Alors que les magasins spécialisés s'alarment des menaces de démantèlement de l'Agence Bio, le secteur traverse une période difficile. L'organisme chargé de promouvoir les produits issus de l'agriculture biologique joue un rôle central dans le développement du bio en France. Après plusieurs années de forte inflation, la filière montre des signes de reprise depuis quelques mois.
La consommation augmente…
Depuis 2012, le marché du bio n'a cessé de se développer en France. L'année 2020, marquée par les confinements liés au Covid, a toutefois bouleversé les habitudes de consommation. Et le bio n’a pas échappé à la tendance, enregistrant un repli de 0,5 % en 2021 et de 4,6 % en 2022. Mais à partir de 2023, les ventes ont connu une recrudescence. Au premier semestre 2025, l'Agence Bio a même observé un rebond inattendu des ventes.

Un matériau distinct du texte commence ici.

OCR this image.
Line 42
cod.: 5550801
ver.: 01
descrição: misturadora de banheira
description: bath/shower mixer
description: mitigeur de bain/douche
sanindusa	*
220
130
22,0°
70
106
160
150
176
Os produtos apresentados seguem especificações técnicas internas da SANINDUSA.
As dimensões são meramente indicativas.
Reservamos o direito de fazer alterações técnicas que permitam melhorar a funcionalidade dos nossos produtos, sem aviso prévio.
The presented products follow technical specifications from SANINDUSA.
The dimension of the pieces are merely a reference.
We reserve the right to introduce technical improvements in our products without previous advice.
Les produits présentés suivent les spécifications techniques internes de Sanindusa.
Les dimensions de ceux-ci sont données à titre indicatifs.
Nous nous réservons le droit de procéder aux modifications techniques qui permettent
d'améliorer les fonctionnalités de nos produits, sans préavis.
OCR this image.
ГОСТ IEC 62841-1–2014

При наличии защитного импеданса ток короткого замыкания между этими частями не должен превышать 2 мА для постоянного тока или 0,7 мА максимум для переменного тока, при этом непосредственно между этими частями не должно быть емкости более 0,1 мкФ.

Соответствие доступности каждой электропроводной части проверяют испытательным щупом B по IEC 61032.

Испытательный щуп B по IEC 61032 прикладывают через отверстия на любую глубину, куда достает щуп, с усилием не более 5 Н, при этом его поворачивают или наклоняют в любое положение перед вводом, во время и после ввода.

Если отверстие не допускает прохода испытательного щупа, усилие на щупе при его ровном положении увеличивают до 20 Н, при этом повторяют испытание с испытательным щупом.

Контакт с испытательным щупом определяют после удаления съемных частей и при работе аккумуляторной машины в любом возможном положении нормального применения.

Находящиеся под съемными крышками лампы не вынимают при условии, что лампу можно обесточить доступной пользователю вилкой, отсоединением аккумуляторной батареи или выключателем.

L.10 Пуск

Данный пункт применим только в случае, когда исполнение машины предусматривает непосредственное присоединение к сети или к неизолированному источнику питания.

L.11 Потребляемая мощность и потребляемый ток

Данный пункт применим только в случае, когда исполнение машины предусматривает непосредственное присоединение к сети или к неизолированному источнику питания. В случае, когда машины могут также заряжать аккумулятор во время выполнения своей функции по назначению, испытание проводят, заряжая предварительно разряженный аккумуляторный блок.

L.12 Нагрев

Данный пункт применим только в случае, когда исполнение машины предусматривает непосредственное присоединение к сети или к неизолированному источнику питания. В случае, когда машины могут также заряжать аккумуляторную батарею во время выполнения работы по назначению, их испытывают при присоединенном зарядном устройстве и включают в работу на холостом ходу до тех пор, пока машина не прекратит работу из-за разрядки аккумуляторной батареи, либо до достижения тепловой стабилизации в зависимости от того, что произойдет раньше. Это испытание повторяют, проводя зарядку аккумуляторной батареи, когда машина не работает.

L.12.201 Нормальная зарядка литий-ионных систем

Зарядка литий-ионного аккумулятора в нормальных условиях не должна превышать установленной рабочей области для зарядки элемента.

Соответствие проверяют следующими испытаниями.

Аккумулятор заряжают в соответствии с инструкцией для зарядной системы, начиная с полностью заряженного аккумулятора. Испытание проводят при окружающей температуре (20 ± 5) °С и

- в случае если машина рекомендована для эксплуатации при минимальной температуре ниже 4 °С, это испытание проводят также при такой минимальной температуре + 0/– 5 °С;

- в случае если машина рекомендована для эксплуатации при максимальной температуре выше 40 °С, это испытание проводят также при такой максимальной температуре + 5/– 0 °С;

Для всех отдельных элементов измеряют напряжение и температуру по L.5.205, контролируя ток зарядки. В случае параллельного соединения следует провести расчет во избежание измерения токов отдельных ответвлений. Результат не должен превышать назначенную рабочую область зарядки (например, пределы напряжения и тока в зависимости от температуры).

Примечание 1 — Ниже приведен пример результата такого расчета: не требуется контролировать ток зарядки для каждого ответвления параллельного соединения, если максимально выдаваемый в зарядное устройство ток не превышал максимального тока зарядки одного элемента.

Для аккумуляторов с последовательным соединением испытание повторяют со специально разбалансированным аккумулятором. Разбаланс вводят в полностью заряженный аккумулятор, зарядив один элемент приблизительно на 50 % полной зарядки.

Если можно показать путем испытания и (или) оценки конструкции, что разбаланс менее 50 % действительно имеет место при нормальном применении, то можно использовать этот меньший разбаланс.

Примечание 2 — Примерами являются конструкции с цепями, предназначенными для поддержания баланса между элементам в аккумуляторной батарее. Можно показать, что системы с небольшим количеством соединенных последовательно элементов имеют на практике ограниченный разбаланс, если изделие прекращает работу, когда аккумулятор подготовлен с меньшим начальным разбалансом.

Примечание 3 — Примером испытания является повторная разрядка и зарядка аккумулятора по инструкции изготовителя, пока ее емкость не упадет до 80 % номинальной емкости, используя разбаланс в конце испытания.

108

Dans son évaluation de la consommation alimentaire biologique, l'organisme met en lumière la sortie de la longue traversée du désert du bio au sein de la grande distribution. Les ventes de produits porteurs d'un code-barres progressent de 0,1 %, alors que les produits vendus sans code-barres (fruits et légumes en tête) affichent une croissance de plus de 6 %. Résultat : la consommation de produits bio en grandes et moyennes surfaces progresse de 1,4 % en valeur sur le semestre. Dans les magasins spécialisés et les épiceries bio, la reprise est bien plus nette avec une croissance de 6,2 %.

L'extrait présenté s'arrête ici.